O Ministério dos Transportes decidiu surpreender os motoristas com a possibilidade de extinguir um dos pedágios mais caros do Brasil, localizado no trecho administrado pela Ecovias Sul, no Rio Grande do Sul. A decisão foi publicada, com a Portaria nº 842 oficializando o Estudo de Viabilidade Técnica, Econômica e Ambiental (EVTEA) para a nova concessão do sistema rodoviário BR-116/392/RS.
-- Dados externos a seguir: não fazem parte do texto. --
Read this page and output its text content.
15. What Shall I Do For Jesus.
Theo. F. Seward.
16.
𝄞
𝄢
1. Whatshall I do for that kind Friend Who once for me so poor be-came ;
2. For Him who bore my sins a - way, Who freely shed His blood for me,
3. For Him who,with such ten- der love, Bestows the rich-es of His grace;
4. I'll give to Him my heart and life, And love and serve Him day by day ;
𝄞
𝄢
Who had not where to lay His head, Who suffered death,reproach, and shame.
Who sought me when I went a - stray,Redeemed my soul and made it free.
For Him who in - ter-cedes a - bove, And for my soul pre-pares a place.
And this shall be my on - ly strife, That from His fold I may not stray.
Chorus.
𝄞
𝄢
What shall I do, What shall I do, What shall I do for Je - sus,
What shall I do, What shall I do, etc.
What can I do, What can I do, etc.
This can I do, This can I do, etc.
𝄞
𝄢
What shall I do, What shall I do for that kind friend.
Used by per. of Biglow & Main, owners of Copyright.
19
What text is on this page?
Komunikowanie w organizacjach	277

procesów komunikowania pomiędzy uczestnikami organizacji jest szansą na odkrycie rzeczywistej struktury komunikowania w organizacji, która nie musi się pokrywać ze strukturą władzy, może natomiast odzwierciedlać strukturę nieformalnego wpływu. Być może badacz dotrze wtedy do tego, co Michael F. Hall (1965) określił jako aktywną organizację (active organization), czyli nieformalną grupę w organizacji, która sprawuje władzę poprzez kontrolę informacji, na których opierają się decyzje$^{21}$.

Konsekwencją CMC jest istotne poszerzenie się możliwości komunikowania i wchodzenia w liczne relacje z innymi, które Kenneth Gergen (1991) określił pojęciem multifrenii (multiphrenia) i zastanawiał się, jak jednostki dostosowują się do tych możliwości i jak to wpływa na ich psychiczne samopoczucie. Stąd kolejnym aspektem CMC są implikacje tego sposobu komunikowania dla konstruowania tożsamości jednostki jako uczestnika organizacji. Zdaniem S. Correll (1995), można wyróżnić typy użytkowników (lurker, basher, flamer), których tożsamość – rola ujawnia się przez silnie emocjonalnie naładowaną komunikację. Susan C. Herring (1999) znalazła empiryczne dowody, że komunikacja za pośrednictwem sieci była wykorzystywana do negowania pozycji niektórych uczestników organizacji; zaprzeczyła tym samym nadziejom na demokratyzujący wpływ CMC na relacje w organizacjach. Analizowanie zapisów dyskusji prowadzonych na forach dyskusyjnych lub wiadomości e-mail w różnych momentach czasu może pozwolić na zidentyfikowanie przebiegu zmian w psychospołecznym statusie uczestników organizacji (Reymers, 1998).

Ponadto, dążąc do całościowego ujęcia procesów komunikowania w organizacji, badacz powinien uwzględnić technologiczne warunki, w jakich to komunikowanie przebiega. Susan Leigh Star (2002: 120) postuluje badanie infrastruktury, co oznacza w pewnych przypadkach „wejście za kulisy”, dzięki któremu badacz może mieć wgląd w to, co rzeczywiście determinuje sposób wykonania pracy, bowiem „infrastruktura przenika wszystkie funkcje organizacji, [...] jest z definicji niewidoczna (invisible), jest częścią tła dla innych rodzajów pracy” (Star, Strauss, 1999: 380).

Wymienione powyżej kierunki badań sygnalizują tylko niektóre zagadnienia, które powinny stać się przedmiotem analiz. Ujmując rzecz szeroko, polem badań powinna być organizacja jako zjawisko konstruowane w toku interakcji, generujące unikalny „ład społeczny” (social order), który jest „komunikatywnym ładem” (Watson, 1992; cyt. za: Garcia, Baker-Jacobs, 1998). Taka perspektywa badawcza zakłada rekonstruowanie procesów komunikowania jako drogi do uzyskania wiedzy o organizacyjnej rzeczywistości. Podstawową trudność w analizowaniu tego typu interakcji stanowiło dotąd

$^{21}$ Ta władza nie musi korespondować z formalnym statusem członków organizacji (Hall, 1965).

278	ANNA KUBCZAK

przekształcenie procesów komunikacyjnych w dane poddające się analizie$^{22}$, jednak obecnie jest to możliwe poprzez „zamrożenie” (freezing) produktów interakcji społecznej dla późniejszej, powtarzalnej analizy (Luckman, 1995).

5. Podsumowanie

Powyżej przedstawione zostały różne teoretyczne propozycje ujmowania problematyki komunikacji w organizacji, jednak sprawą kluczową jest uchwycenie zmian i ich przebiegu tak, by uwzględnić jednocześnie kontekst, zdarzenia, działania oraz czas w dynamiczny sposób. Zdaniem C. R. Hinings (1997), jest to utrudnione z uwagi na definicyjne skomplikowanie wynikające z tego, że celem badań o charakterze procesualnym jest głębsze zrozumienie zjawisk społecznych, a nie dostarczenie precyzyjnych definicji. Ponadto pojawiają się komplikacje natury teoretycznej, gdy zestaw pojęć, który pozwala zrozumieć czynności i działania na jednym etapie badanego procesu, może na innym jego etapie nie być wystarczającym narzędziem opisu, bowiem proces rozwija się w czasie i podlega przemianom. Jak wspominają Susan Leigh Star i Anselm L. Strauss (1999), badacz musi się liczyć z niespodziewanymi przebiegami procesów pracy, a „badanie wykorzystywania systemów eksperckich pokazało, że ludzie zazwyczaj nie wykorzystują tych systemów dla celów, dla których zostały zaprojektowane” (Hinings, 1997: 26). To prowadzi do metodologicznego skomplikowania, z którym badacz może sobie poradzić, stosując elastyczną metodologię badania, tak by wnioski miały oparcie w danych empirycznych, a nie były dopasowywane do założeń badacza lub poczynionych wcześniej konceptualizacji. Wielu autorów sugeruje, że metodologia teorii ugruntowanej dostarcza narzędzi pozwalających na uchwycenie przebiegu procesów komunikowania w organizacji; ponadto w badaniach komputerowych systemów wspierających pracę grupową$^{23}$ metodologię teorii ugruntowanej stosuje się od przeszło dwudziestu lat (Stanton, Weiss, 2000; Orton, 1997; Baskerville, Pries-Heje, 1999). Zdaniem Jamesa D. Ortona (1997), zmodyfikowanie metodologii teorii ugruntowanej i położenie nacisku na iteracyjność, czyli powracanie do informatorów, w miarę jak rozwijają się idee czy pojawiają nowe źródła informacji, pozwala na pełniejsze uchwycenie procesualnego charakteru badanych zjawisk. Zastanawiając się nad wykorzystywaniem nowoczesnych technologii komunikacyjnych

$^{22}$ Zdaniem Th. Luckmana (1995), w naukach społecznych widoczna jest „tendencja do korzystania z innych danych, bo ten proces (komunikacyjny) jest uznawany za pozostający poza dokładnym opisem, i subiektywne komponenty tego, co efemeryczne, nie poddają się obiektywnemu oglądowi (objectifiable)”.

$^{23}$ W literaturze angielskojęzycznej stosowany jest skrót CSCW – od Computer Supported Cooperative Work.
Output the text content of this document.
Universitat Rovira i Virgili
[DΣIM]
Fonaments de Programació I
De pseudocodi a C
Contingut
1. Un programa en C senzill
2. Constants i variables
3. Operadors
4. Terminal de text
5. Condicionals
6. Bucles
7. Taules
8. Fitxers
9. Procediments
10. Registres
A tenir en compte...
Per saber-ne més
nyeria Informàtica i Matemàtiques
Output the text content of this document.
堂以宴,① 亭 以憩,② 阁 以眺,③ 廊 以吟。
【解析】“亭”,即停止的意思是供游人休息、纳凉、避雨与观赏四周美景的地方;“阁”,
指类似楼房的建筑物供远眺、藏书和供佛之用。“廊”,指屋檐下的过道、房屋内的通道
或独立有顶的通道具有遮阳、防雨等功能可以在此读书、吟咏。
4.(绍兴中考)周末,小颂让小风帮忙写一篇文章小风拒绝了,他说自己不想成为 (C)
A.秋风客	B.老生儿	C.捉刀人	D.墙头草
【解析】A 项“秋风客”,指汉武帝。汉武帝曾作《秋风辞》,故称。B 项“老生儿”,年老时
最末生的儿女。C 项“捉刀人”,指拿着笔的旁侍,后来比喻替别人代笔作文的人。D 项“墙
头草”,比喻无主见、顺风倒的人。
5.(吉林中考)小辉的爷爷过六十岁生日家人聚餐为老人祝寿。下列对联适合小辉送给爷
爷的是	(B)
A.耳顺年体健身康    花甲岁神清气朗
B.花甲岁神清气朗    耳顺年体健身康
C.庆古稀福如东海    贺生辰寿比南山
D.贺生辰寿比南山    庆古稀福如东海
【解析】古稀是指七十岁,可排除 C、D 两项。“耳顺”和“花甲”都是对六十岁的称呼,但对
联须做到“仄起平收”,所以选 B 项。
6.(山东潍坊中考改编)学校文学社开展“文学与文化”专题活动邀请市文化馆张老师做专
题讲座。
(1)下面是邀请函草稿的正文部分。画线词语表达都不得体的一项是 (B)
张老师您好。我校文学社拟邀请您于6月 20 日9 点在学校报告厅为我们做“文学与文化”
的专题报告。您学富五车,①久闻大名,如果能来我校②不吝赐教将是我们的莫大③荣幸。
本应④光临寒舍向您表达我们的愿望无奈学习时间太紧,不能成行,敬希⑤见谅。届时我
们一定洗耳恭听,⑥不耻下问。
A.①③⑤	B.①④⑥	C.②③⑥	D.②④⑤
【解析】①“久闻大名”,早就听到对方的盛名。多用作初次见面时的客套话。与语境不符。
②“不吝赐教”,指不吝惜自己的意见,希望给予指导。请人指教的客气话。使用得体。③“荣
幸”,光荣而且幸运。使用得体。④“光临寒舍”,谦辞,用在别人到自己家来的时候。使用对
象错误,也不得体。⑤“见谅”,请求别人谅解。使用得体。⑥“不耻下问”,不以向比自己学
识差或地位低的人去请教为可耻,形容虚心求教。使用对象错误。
Embora o início da transição evidencie um novo modelo de concessão, nenhum martelo foi batido sobre o fim dos pedágios na região. Sobretudo, por serem realocadas para a mão de outros administradores, os condutores criam a expectativa de que as tarifas possam ser reduzidas e, em casos mais positivos, retiradas por completo.

A nível de ciência, o estudo de viabilidade é obrigatório para orientar o edital de licitação que irá definir a nova concessionária que estará à frente da Ecovias Sul. Por sua vez, a documentação ressalta que sua aprovação não garante privilégios às empresas que participaram da elaboração, não obriga o governo a realizar licitação, não gera direito a ressarcimento e é pessoal e intransferível.
Em outras palavras, o governo mantém total liberdade para definir o novo modelo de concessão do Estudo de Viabilidade Técnica, Econômica e Ambiental, que abrange 456,2 km de rodovias, incluindo a BR-116/RS e a BR-392/RS. Com a nova concessão, os pedágios serão modernizados, podendo adotar cobranças mais eficientes e menos onerosas.
O que pode mudar para os motoristas?
No entendimento dos motoristas que rotineiramente passam pela rodovia, a expectativa é de que o estudo, se aprovado, pode eliminar ou reduzir drasticamente a tarifa em trechos considerados caros e injustificados. Nesse ínterim, prevê-se que o contrato reduza tarifas, reorganize pontos de cobrança ou até mesmo acabe com praças abusivas.
De modo geral, caso as expectativas sejam alcançadas, as despesas financeiras por parte dos motoristas podem ser reduzidas, o que irá garantir um alívio em meio aos custos com viagens. Por outro lado, a tendência é que investimentos sejam feitos para modernizar o serviço, ampliando as faixas, melhorando a pavimentação e usando tecnologia inteligente nas cobranças.